By the evening, the NCAA announced that its beloved March Madness tournament would be played in arenas without fans (they later canceled the tournament entirely). The NBA announced it would be suspending the remainder of its season indefinitely after multiple Utah Jazz players tested positive for Covid-19. Wall Street entered a bear market for the first time in over a decade. President Trump announced a 30-day European travel ban. America’s sweetheart, Tom Hanks, shared with the world that he had his wife, Rita Wilson, had tested positive and were quarantined in Australia.
All of that in a matter of hours.
It’s amazing to me now that it seemed like a difficult decision to call off my trip. With each subsequent day, it has become clearer that I made the right call to stay home. The global situation has only grown more dire, with daily announcements of mounting confirmed cases and deaths, shelter-in-place orders, and an unprecedented spike in unemployment applications. Not to mention the overburdened and under-supplied hospitals where healthcare workers are putting their lives at risk to fight an enemy that can’t be seen by the naked eye.
With so much uncertainty, the collective question so many of us seem to be asking is, “what will be the impact of all of this?” On our economy, our schools, our healthcare system, our cities, our dating lives (That last one is mostly a joke. Or is it? I don’t know anymore.).
While it’s clear that the impact of all of this will be widespread and that asking that question is important, I realize that my borderline obsession with thinking of potential repercussions of this crisis means I haven’t made enough room to think about the impact of potential solutions that come as a response to this disastrous situation.

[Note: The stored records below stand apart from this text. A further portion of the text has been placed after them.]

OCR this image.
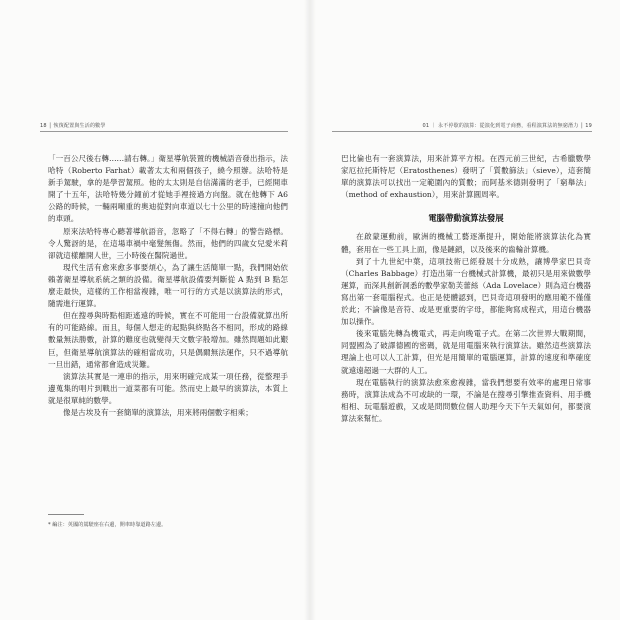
18 │ 恢復配置與生活的數學

「一百公尺後右轉……請右轉。」衛星導航裝置的機械語音發出指示，法哈特（Roberto Farhat）載著太太和兩個孩子，繞今照辦。法哈特是新手駕駛，拿的是學習駕照。他的太太則是自信滿滿的老手，已經開車開了十五年，法哈特幾分鐘前才從她手裡接過方向盤。就在他轉下 A6 公路的時候，一輛兩噸重的奧迪從對向車道以七十公里的時速撞向他們的車頭。

原來法哈特專心聽著導航語音，忽略了「不得右轉」的警告路標。令人驚訝的是，在這場車禍中毫髮無傷。然而，他們的四歲女兒愛米莉卻就這樣離開人世，三小時後在醫院過世。

現代生活有愈來愈多事要煩心，為了讓生活簡單一點，我們開始依賴著衛星導航系統之類的設備。衛星導航設備要判斷從 A 點到 B 點怎麼走最快，這樣的工作相當複雜，唯一可行的方式是以演算法的形式，隨需進行運算。

但在搜尋與時點相距遙遠的時候，實在不可能用一台設備就算出所有的可能路線。而且，每個人想走的起點與終點各不相同，形成的路線數量無法勝數，計算的難度也就變得天文數字般增加。雖然問題如此艱巨，但衛星導航演算法的確相當成功，只是偶爾無法運作，只不過導航一旦出錯，通常都會造成災難。

演算法其實是一連串的指示，用來明確完成某一項任務，從整理手邊蒐集的唱片到戰出一道菜都有可能。然而史上最早的演算法，本質上就是很單純的數學。

像是古埃及有一套簡單的演算法，用來將兩個數字相乘；

* 編注：英國的駕駛座在右邊，開車時靠道路左邊。
01 ｜ 永不停歇的演算：從演化到電子商務，看程演算法的無窮潛力 │ 19

巴比倫也有一套演算法，用來計算平方根。在西元前三世紀，古希臘數學家厄拉托斯特尼（Eratosthenes）發明了「質數篩法」（sieve），這套簡單的演算法可以找出一定範圍內的質數；而阿基米德則發明了「窮舉法」（method of exhaustion），用來計算圓周率。

電腦帶動演算法發展

在啟蒙運動前，歐洲的機械工藝逐漸提升，開始能將演算法化為實體，套用在一些工具上面，像是鏈鎖，以及後來的齒輪計算機。

到了十九世紀中葉，這項技術已經發展十分成熟，讓博學家巴貝奇（Charles Babbage）打造出第一台機械式計算機，最初只是用來做數學運算，而深具創新洞悉的數學家勒芙蕾絲（Ada Lovelace）則為這台機器寫出第一套電腦程式。也正是使體認到，巴貝奇這項發明的應用範不僅僅於此；不論像是音符、或是更重要的字母，都能夠寫成程式，用這台機器加以操作。

後來電腦先轉為機電式，再走向晚電子式。在第二次世界大戰期間，同盟國為了破譯德國的密碼，就是用電腦來執行演算法。雖然這些演算法理論上也可以人工計算，但光是用簡單的電腦運算，計算的速度和準確度就遠遠超過一大群的人工。

現在電腦執行的演算法愈來愈複雜，當我們想要有效率的處理日常事務時，演算法成為不可或缺的一環，不論是在搜尋引擎推查資料、用手機相相、玩電腦遊戲，又或是問問數位個人助理今天下午天氣如何，都要演算法來幫忙。
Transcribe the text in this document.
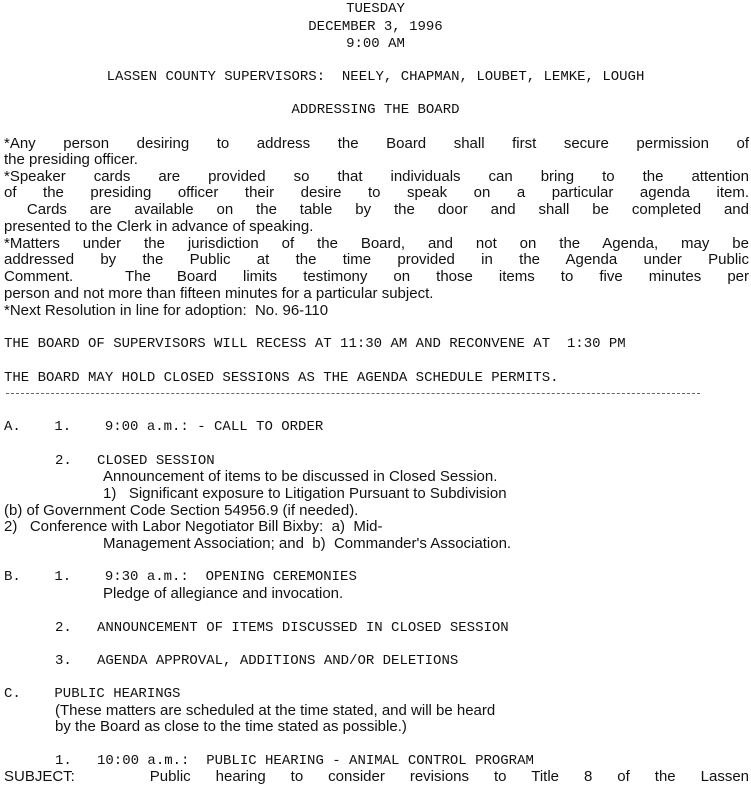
TUESDAY
DECEMBER 3, 1996
9:00 AM
LASSEN COUNTY SUPERVISORS:  NEELY, CHAPMAN, LOUBET, LEMKE, LOUGH
ADDRESSING THE BOARD
*Any person desiring to address the Board shall first secure permission of
the presiding officer.
*Speaker cards are provided so that individuals can bring to the attention
of the presiding officer their desire to speak on a particular agenda item.
Cards are available on the table by the door and shall be completed and
presented to the Clerk in advance of speaking.
*Matters under the jurisdiction of the Board, and not on the Agenda, may be
addressed by the Public at the time provided in the Agenda under Public
Comment.  The Board limits testimony on those items to five minutes per
person and not more than fifteen minutes for a particular subject.
*Next Resolution in line for adoption:  No. 96-110
THE BOARD OF SUPERVISORS WILL RECESS AT 11:30 AM AND RECONVENE AT  1:30 PM
THE BOARD MAY HOLD CLOSED SESSIONS AS THE AGENDA SCHEDULE PERMITS.
A.    1.    9:00 a.m.: - CALL TO ORDER
2.   CLOSED SESSION
Announcement of items to be discussed in Closed Session.
1)   Significant exposure to Litigation Pursuant to Subdivision
(b) of Government Code Section 54956.9 (if needed).
2)   Conference with Labor Negotiator Bill Bixby:  a)  Mid-
Management Association; and  b)  Commander's Association.
B.    1.    9:30 a.m.:  OPENING CEREMONIES
Pledge of allegiance and invocation.
2.   ANNOUNCEMENT OF ITEMS DISCUSSED IN CLOSED SESSION
3.   AGENDA APPROVAL, ADDITIONS AND/OR DELETIONS
C.    PUBLIC HEARINGS
(These matters are scheduled at the time stated, and will be heard
by the Board as close to the time stated as possible.)
1.   10:00 a.m.:  PUBLIC HEARING - ANIMAL CONTROL PROGRAM
SUBJECT:   Public hearing to consider revisions to Title 8 of the Lassen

When we at SIC talk about, write about, and research impact, it’s largely in the context of the positive social sector interventions that individuals, governments, non-profits, and foundations can make. We explore the impact of innovative ideas and creative solutions in the areas of early childhood education, criminal justice, homelessness, higher education, and many more. Our work, and that of the organizations we partner with, has infused me with a brighter sense of optimism. It leaves me knowing that when things get bad, there are many people working tirelessly to solve the problems.
I made a conscious decision this past week to find ways to think about impact in a way that I haven’t been. Not in a “silver linings” sort of way, or to say that we will be better off because of this global crisis. No, it is apparent that the world will suffer greatly as a result of the pandemic. But I believe that the world will also see the positive impacts of individuals and organizations innovating in the face of this crisis, together. We are already seeing this.
Communities are coming together to assist those that have lost their jobs.
There seems to be a greater sense of awareness and commitment to support local and small businesses that had to temporarily close their doors. Family and friends are using technology in positive ways to host virtual dinners, concerts, game nights, and streaming parties to socially connected during physical isolation. Companies are pivoting production lines to respond to the shortage of masks for our healthcare workers.
I’m not suggesting we turn away and tune out. But if we only focus on the unfavorable, we deny ourselves a sense of hope and optimism that comes from acknowledging efforts being made to respond to this crisis. Some of them show the best humanity has to offer.